AUSTIN, Texas — Dozens of adult video stores across Texas will be shut down now that a porn mogul and his son have pleaded guilty to skirting millions of dollars in taxes, federal officials said.
John K. Coil, 62 — accused of avoiding up to $5 million in corporate and income taxes — admitted in a plea deal that they mailed fraudulent tax returns and transported obscene materials, specifically a video titled “Nympho Bride.”
His son, John A. Coil, 23, admitted making false statements on a tax return.
Both men entered their pleas Friday.
“This case was based on religion,” the elder Coil said. “There are people in our community who want to control what other people watch.”
Prosecutor Tim Gallagher said the obscenity charge hinged on the line between legal and illegal pornography under federal law.
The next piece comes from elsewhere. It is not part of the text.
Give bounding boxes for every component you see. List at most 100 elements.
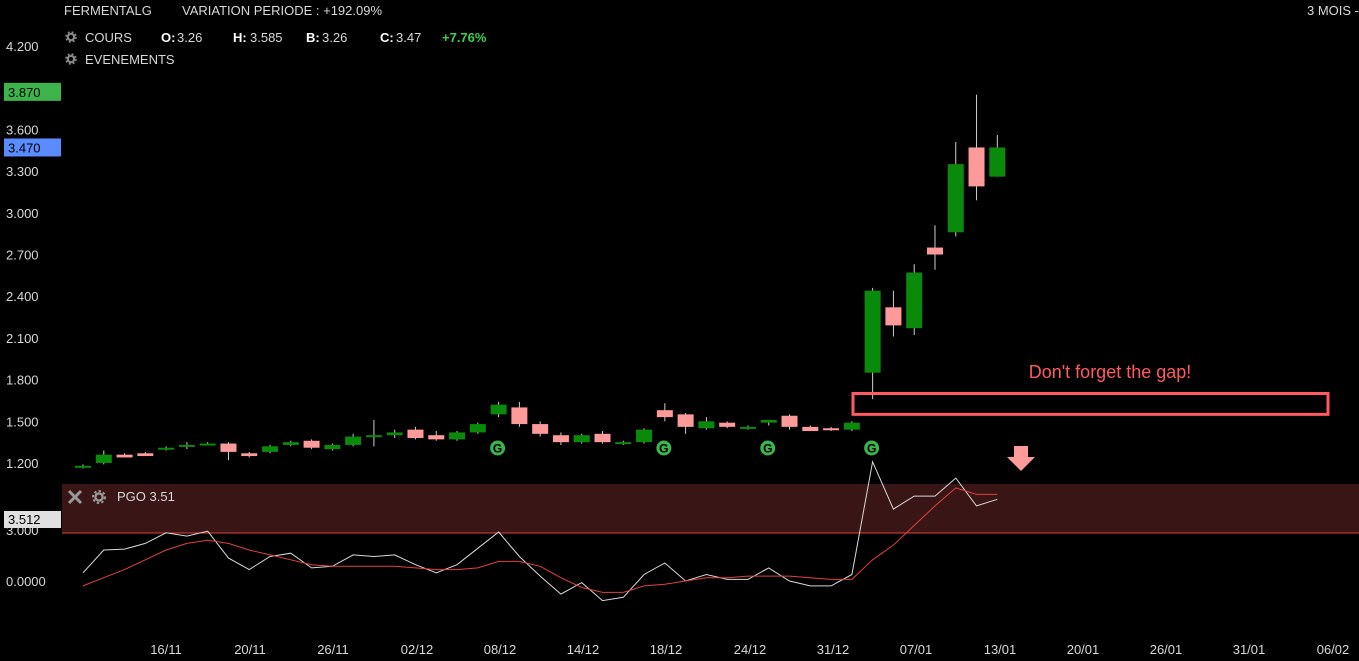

“It’s not that it portrays sexual conduct; it’s that it portrays it in a patently offensive way,” Gallagher said.
The sprawling federal case, which was scheduled to go to trial this week, dismantled the bulk of a porn empire that Coil had built throughout the Southwest over three decades, the Austin American-Statesman reported Saturday.
After initially seeking to seize 58 Coil-owned properties in seven states — worth about $9.7 million — the U.S. government agreed in plea negotiations to only confiscate 45 Texas properties, including houses, offices and at least two dozen adult video stores.
Prosecutors said video stores in San Antonio, College Station, El Paso and Houston could be closed within months.
Corporations were held in various names to hide income, avoid paying taxes and insulate Coil from law enforcement, court documents say.
For example, according to the court papers, Coil in 1988 created a nonprofit religious corporation, Trinity Christians of America Inc., which operated adult-oriented stores in Louisiana for a profit. The corporation transferred $1.5 million in “rent” and “loan” payments to other corporations Coil created, but Trinity Christian never filed a tax return, according to prosecutors. The corporation did no religious work, Assistant U.S. Attorney Mark Marshall said.
Five others, including the elder Coil’s wife and daughter, have pleaded guilty to tax fraud or evasion charges. John K. Coil faces the most severe sentence, up to 10 years in prison.